When looking at the kind of metrics this does not seem to be a bug or anything like that.

It's just when having lots of operators with many taskmanagers and taskslots the number of metrics gets duplicated often enough to reach the 400.000 (maybe job restarts also duplicate the number of metrics?)

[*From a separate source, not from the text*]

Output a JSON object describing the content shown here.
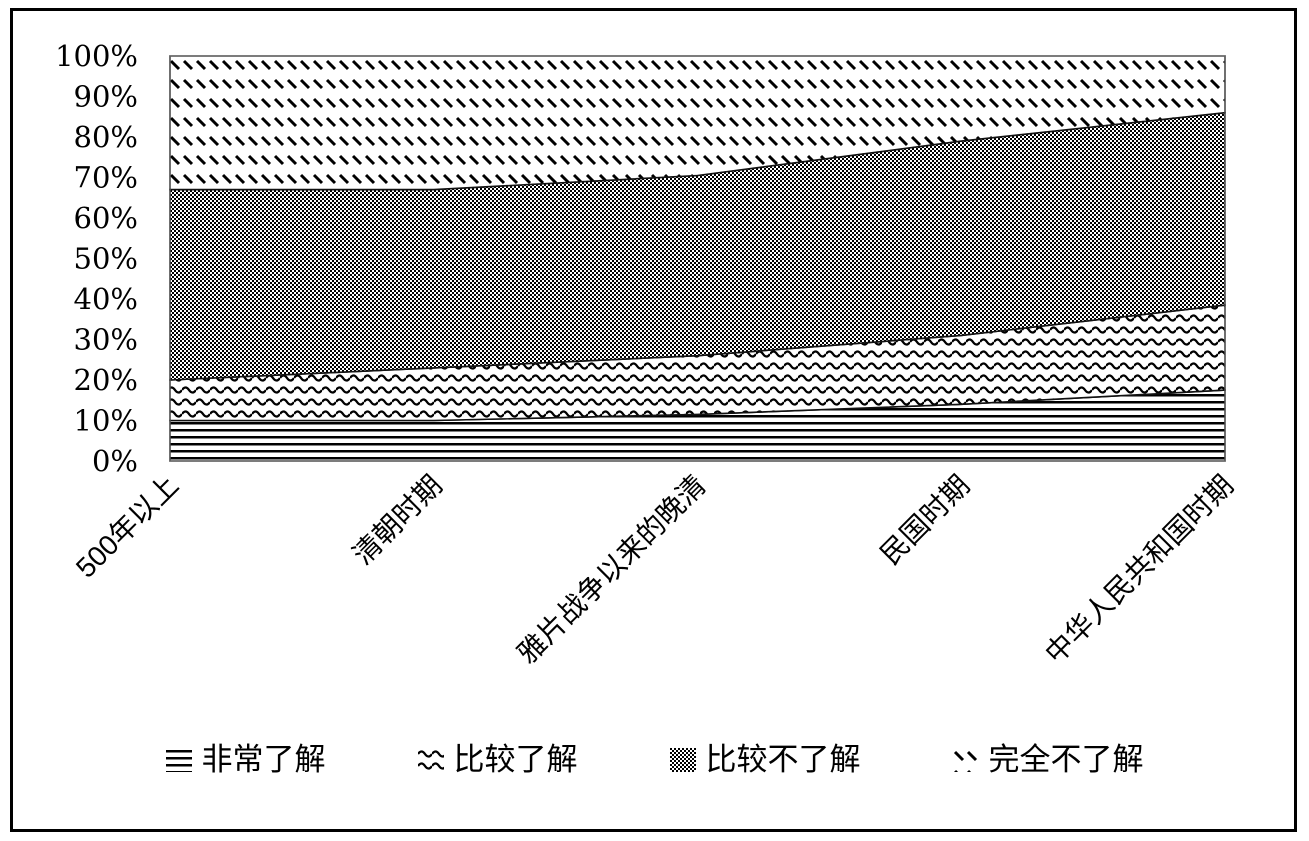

This is the config I use for our metrics:

metrics.reporters: graphite
metrics.reporter.graphite.class: org.apache.flink.metrics.graphite.GraphiteReporter
metrics.reporter.graphite.host: some-host.com
metrics.reporter.graphite.port: 2003
metrics.reporter.graphite.protocol: TCP
metrics.reporter.graphite.interval: 60 SECONDS
metrics.scope.jm: applications.__ENVIRONMENT__.__APPLICATION__.<host>.jobmanager
metrics.scope.jm.job: applications.__ENVIRONMENT__.__APPLICATION__.<host>.jobmanager.<job_name>
metrics.scope.tm: applications.__ENVIRONMENT__.__APPLICATION__.<host>.taskmanager.<tm_id>
metrics.scope.tm.job: applications.__ENVIRONMENT__.__APPLICATION__.<host>.taskmanager.<tm_id>.<job_name>
metrics.scope.task: applications.__ENVIRONMENT__.__APPLICATION__.<host>.taskmanager.<tm_id>.<job_name>.<task_id>.<subtask_index>
metrics.scope.operator: applications.__ENVIRONMENT__.__APPLICATION__.<host>.taskmanager.<tm_id>.<job_name>.<operator_id>.<subtask_index>

As we don't need all 400.000 of them, is it possible to influence which metrics are being exposed?

1

1 Answers

1
votes

You are probably experiencing the cardinality explosion of latency metrics present in some versions of Flink, wherein latencies are tracked from each source subtask to each operator subtask. This was addressed in Flink 1.7. See https://issues.apache.org/jira/browse/FLINK-10484 and https://issues.apache.org/jira/browse/FLINK-10243 for details.

For a quick fix, you could try disabling latency tracking by configuring metrics.latency.interval to be 0.